What I Learned (And What You Should Know)
If you’re interviewing for senior platform roles — or just want to stop feeling like an imposter when someone mentions “east-west traffic” — here are the deep topics worth mastering:
1. Multi-Cluster Networking Patterns
Don’t just know that multi-cluster exists. Understand the trade-offs between:
- Single network (flat): Pods can reach each other directly, but requires careful IPAM and creates larger blast radiuses
- Multi-network with gateways: More secure, but introduces latency and complexity in service discovery
- Service mesh federation: Istio’s multi-primary vs. remote cluster patterns, trust domains, and certificate management
2. Service Mesh at Scale
If you mention Istio in an interview, be ready to discuss:
- Ambient mode vs. sidecar architecture
- mTLS and identity federation across clusters
- Canary deployments using traffic splitting and fault injection
- The operational overhead of running a control plane that can handle thousands of services
3. Custom Operators and CRDs
Understand the reconciliation loop deeply.

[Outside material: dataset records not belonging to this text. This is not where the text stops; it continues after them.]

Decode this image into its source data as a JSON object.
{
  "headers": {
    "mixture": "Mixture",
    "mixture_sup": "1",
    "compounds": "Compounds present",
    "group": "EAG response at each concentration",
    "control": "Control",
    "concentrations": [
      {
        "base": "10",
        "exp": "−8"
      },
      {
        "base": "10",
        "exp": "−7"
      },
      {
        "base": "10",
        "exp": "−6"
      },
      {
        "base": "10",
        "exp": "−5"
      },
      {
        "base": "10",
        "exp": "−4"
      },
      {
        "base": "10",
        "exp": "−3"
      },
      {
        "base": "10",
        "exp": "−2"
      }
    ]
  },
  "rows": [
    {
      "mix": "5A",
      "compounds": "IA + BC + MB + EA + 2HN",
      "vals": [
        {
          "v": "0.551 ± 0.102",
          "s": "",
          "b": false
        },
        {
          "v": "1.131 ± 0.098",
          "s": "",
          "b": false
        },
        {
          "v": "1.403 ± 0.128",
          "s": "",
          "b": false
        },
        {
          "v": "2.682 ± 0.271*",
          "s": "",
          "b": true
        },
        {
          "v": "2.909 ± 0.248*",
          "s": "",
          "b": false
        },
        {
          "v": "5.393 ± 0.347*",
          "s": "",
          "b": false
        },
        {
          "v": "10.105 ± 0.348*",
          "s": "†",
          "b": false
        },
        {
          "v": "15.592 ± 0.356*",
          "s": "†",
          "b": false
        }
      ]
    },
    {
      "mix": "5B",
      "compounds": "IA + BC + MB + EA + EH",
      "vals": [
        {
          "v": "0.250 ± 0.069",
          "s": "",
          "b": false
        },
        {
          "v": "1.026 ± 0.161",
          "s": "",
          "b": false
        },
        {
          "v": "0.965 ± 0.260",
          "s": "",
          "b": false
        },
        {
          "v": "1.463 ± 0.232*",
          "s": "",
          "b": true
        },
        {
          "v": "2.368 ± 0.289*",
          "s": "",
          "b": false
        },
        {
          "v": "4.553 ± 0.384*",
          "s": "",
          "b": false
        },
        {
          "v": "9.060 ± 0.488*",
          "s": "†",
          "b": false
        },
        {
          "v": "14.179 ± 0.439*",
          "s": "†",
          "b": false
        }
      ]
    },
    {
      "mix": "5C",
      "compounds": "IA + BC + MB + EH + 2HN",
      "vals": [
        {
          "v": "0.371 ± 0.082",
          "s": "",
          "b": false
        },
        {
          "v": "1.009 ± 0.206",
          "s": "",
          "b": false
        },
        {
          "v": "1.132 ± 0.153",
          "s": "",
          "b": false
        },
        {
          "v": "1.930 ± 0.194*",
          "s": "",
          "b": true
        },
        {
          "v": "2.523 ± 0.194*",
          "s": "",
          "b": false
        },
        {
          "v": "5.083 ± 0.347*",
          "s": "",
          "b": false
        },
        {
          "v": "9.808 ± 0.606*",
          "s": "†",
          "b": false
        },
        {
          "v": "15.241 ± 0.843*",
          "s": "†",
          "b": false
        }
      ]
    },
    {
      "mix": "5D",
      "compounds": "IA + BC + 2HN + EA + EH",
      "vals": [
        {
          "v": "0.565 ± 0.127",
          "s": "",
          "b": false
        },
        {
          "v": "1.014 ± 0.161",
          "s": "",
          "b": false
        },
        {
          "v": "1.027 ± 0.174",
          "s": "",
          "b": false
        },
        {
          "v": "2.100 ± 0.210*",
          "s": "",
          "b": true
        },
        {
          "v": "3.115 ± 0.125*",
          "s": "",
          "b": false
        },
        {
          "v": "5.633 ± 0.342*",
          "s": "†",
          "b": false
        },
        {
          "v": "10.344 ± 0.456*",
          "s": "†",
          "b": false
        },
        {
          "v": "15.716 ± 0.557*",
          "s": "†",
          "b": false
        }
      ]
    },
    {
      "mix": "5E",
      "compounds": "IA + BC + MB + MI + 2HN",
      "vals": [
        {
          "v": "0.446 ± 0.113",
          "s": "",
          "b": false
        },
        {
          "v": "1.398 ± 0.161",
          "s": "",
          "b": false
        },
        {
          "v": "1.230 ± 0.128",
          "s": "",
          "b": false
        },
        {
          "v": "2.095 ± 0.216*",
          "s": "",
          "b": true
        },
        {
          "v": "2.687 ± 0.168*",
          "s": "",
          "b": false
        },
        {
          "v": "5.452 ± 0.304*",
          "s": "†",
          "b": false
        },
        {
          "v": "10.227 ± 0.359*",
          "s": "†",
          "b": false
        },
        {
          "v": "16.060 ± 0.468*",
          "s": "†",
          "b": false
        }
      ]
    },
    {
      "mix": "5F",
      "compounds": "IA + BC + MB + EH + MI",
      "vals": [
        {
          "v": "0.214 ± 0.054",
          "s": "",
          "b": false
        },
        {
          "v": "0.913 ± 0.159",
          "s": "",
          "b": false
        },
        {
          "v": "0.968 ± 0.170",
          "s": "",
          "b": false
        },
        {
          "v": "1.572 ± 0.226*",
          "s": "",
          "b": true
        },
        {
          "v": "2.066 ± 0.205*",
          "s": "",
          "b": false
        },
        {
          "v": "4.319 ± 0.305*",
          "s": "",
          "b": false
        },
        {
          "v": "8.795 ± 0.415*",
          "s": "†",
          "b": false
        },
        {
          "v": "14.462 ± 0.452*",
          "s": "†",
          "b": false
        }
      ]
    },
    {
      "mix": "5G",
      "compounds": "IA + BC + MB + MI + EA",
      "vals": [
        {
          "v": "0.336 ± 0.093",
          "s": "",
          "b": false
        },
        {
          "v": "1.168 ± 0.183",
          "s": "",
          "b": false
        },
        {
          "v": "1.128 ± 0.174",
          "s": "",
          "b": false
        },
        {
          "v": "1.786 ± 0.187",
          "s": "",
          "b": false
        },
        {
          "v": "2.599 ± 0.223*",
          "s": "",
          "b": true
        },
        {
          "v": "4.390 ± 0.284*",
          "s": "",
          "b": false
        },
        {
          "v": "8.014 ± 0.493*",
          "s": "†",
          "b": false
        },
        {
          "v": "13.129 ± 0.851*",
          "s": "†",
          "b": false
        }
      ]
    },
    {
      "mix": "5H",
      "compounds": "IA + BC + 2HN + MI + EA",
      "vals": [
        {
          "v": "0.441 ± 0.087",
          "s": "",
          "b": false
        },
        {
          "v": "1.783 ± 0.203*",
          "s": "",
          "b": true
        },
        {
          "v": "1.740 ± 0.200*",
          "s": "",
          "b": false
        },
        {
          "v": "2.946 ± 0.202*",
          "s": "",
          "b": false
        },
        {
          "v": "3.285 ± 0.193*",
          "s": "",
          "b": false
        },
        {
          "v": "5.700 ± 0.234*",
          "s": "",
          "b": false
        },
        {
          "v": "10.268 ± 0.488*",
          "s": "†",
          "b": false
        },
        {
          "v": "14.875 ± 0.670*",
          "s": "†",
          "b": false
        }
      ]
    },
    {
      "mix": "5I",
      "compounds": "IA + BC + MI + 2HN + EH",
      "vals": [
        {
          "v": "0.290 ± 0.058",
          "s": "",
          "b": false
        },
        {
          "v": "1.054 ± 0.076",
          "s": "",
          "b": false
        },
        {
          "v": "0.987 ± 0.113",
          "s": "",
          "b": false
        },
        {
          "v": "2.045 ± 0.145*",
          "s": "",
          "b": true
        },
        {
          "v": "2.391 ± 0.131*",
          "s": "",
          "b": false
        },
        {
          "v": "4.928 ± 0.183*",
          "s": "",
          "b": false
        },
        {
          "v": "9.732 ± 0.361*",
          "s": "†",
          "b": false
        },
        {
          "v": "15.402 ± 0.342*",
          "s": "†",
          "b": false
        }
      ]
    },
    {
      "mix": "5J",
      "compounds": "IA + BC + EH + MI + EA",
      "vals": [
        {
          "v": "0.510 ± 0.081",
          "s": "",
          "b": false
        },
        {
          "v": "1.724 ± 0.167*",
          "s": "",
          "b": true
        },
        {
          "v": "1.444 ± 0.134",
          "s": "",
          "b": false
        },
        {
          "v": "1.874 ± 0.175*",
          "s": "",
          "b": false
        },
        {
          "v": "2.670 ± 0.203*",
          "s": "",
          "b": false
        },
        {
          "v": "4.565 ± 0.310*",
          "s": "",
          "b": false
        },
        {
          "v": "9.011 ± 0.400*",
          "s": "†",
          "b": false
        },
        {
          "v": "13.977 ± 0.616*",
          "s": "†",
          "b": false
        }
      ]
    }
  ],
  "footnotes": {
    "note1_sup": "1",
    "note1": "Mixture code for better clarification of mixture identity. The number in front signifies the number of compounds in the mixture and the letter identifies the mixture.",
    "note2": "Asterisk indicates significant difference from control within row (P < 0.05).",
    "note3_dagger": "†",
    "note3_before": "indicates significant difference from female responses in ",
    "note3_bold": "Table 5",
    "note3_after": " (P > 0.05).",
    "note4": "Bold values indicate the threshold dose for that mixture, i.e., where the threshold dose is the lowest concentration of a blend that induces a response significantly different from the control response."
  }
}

Know how to:
- Design CRDs that represent complex application state
- Handle multi-cluster reconciliation (yes, operators can watch resources across clusters)
- Implement finalizers for graceful shutdown
- Manage CRD versioning and migration
4. Advanced Scheduling
Beyond nodeSelector and affinity:
- Writing scheduler plugins using the Kubernetes Scheduling Framework
- Topology-aware provisioning and routing
- GPU and specialized hardware scheduling
- Custom resource models for heterogeneous clusters
5. The Control Plane’s Dark Corners
Know how etcd stores state, how the API server handles admission webhooks, and how to debug a controller that’s stuck in a hot loop. Understand that everything in Kubernetes is eventually consistent, and design for that reality.
The Humility Check
Three years of running Kubernetes in production, and I’d barely scratched the surface. I’d optimized for the “happy path” — deploying apps, scaling them, keeping them running. I’d never had to design for the “sad path” of multi-region failover, or the “complex path” of federated identity across organizational boundaries.
The Amazon interview was brutal. It was also the best technical conversation I’ve had in years. It taught me that Kubernetes isn’t just a tool — it’s a platform for building platforms. And building platforms requires thinking in systems, trade-offs, and failure modes.
If you’re preparing for a senior Kubernetes interview, don’t just study the docs. Study the architectural decisions that went into them. Ask yourself: why does the Multi-Cluster Services API use ServiceExport instead of just extending the Service resource? Why does Istio support both single and multi-network modes?
The answers lie in the tension between simplicity and power, between local consistency and global availability, between what Kubernetes is and what we need it to become.
I’m still learning. But now I know what I don’t know — and that’s a start.